Welche Altersgruppe ist zu beachten?
- Kinder und Jugendliche unter 18 Jahren: Das Arzneimittel darf nicht angewendet werden.
- Erwachsene ab 55 Jahren: Das Arzneimittel ist mit besonderer Vorsicht anzuwenden.

Was ist mit Schwangerschaft und Stillzeit?
- Schwangerschaft: Das Arzneimittel sollte nach derzeitigen Erkenntnissen nicht angewendet werden.
- Stillzeit: Von einer Anwendung wird nach derzeitigen Erkenntnissen abgeraten. Eventuell ist ein Abstillen in Erwägung zu ziehen.

Ist Ihnen das Arzneimittel trotz einer Gegenanzeige verordnet worden, sprechen Sie mit Ihrem Arzt oder Apotheker. Der therapeutische Nutzen kann höher sein, als das Risiko, das die Anwendung bei einer Gegenanzeige in sich birgt.

Nebenwirkungen

Welche unerwünschten Wirkungen können auftreten?

- Magen-Darm-Beschwerden, wie:
   - Übelkeit
   - Erbrechen
   - Durchfälle
   - Verstopfung
   - Blähungen
   - Bauchschmerzen
- Mundtrockenheit
- Kopfschmerzen
- Schwindel
- Schlafstörungen
- Müdigkeit
- Überempfindlichkeitsreaktionen der Haut, wie:
   - Juckreiz
   - Hautausschlag
- Anstieg der Leberwerte
- Unwohlsein
- Allgemeine Schwäche

Bemerken Sie eine Befindlichkeitsstörung oder Veränderung während der Behandlung, wenden Sie sich an Ihren Arzt oder Apotheker.
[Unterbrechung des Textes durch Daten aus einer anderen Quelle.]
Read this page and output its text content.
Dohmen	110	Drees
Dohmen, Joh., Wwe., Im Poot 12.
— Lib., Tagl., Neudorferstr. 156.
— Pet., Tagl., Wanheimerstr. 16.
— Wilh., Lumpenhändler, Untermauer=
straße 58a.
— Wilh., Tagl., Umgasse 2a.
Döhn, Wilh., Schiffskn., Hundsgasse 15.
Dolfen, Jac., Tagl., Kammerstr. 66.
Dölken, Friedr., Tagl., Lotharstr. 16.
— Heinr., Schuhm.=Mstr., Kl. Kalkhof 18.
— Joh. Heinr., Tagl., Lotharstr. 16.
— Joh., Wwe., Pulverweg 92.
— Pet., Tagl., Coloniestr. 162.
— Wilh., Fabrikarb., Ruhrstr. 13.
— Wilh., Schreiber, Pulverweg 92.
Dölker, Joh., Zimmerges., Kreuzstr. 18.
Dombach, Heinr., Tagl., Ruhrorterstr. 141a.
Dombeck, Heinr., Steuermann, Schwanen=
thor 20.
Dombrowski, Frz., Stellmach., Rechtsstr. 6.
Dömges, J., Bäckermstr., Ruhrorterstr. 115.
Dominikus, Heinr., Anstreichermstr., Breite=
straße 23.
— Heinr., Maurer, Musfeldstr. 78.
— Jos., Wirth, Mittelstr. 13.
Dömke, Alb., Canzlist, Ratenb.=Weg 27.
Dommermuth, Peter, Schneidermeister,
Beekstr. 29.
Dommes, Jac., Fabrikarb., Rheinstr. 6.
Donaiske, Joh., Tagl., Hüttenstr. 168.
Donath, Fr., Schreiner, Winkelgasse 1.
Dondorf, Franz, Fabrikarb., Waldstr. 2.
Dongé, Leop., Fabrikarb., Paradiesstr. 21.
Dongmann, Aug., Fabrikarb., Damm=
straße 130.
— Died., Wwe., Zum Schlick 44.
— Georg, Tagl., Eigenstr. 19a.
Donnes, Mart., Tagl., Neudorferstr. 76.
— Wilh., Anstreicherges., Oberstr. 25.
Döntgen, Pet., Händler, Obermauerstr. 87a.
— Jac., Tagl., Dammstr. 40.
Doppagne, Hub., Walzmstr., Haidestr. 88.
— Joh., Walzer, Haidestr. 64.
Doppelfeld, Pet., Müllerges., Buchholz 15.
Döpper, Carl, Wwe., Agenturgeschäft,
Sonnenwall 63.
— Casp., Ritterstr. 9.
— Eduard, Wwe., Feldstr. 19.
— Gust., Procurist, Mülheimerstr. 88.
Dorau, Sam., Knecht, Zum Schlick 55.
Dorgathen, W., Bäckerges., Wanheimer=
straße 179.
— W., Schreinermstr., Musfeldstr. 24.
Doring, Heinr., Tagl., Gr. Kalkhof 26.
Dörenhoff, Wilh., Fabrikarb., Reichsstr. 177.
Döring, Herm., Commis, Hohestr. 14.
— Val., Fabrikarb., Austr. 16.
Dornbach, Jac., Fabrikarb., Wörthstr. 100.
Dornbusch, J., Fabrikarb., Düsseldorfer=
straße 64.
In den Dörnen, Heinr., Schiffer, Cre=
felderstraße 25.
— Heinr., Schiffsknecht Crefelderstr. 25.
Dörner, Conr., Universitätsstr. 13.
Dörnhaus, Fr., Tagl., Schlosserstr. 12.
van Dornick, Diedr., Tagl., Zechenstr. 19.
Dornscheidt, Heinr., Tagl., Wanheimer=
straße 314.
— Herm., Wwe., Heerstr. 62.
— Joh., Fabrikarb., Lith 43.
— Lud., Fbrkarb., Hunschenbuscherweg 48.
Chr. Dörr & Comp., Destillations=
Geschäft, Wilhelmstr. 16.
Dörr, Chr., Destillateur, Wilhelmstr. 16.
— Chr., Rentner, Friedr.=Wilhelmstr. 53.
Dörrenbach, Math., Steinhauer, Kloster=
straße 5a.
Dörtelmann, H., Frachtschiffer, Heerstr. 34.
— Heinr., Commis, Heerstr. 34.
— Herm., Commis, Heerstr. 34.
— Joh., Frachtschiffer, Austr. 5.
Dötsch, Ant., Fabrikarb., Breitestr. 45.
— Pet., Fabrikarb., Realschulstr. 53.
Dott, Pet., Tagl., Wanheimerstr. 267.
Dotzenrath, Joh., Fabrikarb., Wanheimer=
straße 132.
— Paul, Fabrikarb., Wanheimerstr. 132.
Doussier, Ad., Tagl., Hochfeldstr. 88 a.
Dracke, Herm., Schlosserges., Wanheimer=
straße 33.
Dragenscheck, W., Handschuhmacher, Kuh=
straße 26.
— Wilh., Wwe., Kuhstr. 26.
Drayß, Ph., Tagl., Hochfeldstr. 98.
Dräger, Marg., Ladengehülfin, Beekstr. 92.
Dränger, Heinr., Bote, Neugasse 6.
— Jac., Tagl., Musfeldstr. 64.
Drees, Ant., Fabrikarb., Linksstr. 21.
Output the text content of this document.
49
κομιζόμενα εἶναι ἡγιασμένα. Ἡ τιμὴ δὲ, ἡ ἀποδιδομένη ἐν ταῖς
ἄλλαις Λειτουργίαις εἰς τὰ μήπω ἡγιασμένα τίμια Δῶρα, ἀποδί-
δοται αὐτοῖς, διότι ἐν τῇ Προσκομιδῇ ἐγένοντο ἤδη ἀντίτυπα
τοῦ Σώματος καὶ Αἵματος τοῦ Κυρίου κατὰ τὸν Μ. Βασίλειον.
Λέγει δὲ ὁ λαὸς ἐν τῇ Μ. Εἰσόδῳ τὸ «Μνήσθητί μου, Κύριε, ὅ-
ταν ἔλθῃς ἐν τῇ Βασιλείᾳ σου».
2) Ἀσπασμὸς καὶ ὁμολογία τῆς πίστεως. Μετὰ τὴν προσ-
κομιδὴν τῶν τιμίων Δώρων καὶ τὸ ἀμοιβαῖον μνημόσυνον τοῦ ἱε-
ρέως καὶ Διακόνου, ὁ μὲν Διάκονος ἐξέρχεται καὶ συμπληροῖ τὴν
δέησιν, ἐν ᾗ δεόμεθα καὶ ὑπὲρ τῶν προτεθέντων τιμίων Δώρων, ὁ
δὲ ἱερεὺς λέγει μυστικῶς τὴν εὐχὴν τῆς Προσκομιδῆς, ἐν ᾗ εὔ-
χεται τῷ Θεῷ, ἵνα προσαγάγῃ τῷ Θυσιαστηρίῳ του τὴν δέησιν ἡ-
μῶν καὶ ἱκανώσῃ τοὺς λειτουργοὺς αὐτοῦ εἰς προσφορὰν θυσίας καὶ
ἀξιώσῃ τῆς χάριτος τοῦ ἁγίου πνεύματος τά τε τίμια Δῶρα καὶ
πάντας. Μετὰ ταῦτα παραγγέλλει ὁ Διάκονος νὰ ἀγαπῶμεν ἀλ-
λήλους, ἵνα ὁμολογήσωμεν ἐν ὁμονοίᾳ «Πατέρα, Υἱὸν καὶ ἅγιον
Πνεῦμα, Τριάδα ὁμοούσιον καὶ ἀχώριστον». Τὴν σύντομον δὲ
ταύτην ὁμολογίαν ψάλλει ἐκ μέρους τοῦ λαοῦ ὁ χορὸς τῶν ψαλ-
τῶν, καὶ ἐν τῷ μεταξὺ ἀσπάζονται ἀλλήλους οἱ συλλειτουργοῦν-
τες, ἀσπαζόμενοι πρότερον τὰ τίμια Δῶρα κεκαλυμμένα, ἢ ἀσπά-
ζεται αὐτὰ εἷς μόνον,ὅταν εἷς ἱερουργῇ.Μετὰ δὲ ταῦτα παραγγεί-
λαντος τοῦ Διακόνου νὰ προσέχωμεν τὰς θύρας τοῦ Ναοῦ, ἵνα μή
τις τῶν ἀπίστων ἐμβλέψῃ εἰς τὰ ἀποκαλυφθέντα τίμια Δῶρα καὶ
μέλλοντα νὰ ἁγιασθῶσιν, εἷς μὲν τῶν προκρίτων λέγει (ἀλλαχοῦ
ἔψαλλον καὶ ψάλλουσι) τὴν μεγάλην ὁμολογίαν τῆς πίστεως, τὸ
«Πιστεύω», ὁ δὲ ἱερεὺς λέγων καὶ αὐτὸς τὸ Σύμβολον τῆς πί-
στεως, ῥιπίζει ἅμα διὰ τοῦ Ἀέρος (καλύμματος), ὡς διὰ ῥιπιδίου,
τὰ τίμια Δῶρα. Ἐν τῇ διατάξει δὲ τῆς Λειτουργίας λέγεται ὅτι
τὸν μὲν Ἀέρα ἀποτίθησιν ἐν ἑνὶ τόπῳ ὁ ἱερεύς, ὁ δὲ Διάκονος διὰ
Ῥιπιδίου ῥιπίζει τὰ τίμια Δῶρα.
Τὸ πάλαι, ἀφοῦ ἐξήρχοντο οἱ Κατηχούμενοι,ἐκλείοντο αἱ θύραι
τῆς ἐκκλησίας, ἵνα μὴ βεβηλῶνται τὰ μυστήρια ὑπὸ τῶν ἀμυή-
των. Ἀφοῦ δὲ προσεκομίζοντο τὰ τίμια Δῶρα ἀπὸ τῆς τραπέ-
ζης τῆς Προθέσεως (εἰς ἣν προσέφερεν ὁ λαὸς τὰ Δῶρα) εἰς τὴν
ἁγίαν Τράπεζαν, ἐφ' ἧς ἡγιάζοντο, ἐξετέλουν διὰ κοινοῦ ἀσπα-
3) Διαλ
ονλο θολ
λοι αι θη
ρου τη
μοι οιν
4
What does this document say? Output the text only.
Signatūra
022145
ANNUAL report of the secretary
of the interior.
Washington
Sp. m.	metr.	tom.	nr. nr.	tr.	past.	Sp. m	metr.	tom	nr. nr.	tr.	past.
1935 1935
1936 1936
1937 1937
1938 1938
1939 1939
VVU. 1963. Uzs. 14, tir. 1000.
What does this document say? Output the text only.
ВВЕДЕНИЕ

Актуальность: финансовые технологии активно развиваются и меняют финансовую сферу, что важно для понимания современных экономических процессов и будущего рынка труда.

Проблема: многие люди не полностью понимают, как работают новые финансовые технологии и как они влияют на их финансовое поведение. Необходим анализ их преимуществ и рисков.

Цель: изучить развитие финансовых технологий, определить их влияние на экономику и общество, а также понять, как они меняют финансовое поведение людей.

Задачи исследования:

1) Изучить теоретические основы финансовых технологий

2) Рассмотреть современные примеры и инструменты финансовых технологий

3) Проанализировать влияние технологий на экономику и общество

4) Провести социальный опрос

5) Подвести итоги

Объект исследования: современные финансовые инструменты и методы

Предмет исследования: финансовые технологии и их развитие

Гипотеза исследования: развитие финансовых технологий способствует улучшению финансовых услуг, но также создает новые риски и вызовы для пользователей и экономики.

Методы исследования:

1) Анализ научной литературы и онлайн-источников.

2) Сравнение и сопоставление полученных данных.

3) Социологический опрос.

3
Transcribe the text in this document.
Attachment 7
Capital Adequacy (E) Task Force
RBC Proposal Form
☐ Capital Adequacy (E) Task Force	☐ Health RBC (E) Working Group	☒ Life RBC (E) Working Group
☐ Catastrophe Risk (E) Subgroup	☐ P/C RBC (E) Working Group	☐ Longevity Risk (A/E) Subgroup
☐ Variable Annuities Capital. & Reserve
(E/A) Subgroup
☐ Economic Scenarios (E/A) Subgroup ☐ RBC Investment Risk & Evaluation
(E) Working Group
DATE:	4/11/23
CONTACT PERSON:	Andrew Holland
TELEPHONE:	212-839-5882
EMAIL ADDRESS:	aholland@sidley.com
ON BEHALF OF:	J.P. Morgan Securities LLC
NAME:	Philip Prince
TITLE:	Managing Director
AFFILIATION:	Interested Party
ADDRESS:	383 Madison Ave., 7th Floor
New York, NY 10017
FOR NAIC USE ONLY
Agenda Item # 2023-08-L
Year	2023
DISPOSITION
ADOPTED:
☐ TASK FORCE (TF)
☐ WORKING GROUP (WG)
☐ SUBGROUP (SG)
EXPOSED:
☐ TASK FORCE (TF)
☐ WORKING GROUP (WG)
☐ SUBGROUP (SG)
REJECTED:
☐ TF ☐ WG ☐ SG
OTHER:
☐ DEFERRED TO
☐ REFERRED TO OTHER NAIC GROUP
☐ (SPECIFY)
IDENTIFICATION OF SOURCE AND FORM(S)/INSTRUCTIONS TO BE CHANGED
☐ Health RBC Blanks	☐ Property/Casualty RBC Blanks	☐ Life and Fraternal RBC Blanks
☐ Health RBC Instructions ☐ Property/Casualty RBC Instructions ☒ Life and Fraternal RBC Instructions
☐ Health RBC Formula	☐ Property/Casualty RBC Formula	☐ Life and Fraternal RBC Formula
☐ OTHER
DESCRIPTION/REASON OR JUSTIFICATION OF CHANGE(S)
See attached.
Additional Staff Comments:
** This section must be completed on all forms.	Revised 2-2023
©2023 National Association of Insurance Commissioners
Für die Information an dieser Stelle werden vor allem Nebenwirkungen berücksichtigt, die bei mindestens einem von 1.000 behandelten Patienten auftreten.

Wichtige Hinweise

Was sollten Sie beachten?
- Das Arzneimittel kann Symptome verschleiern, die auf eine schwerwiegende Erkrankung hindeuten. Lassen Sie deshalb länger anhaltende Beschwerden vor Einnahme des Arzneimittels von Ihrem Arzt abklären.
- Vorsicht bei Allergie gegen das Lösungsmittel Propylenglycol (EU-Nummer E 477)!
- Vorsicht bei Allergie gegen das Lösungsmittel Polyethylenglycol (EU-Nummer E 431)!
- Vorsicht bei Allergie gegen Zitronensäure (z.B. in Zitrusfrüchten, Johannisbeeren, Ãpfel)!
- Vorsicht bei Allergie gegen Erdnüsse, Soja und Hülsenfrüchte, evtl. auch gegen Lupinien (als Mehl in Fertigteigzubereitung für Pizza und Brötchen)!
- Es kann Arzneimittel geben, mit denen Wechselwirkungen auftreten. Sie sollten deswegen generell vor der Behandlung mit einem neuen Arzneimittel jedes andere, das Sie bereits anwenden, dem Arzt oder Apotheker angeben. Das gilt auch für Arzneimittel, die Sie selbst kaufen, nur gelegentlich anwenden oder deren Anwendung schon einige Zeit zurückliegt.

Lesen Sie mehr zum Thema:

Aufbewahrung

Aufbewahrung

Das Arzneimittel muss vor Feuchtigkeit geschützt (z.B. im fest verschlossenen Behältnis) aufbewahrt werden.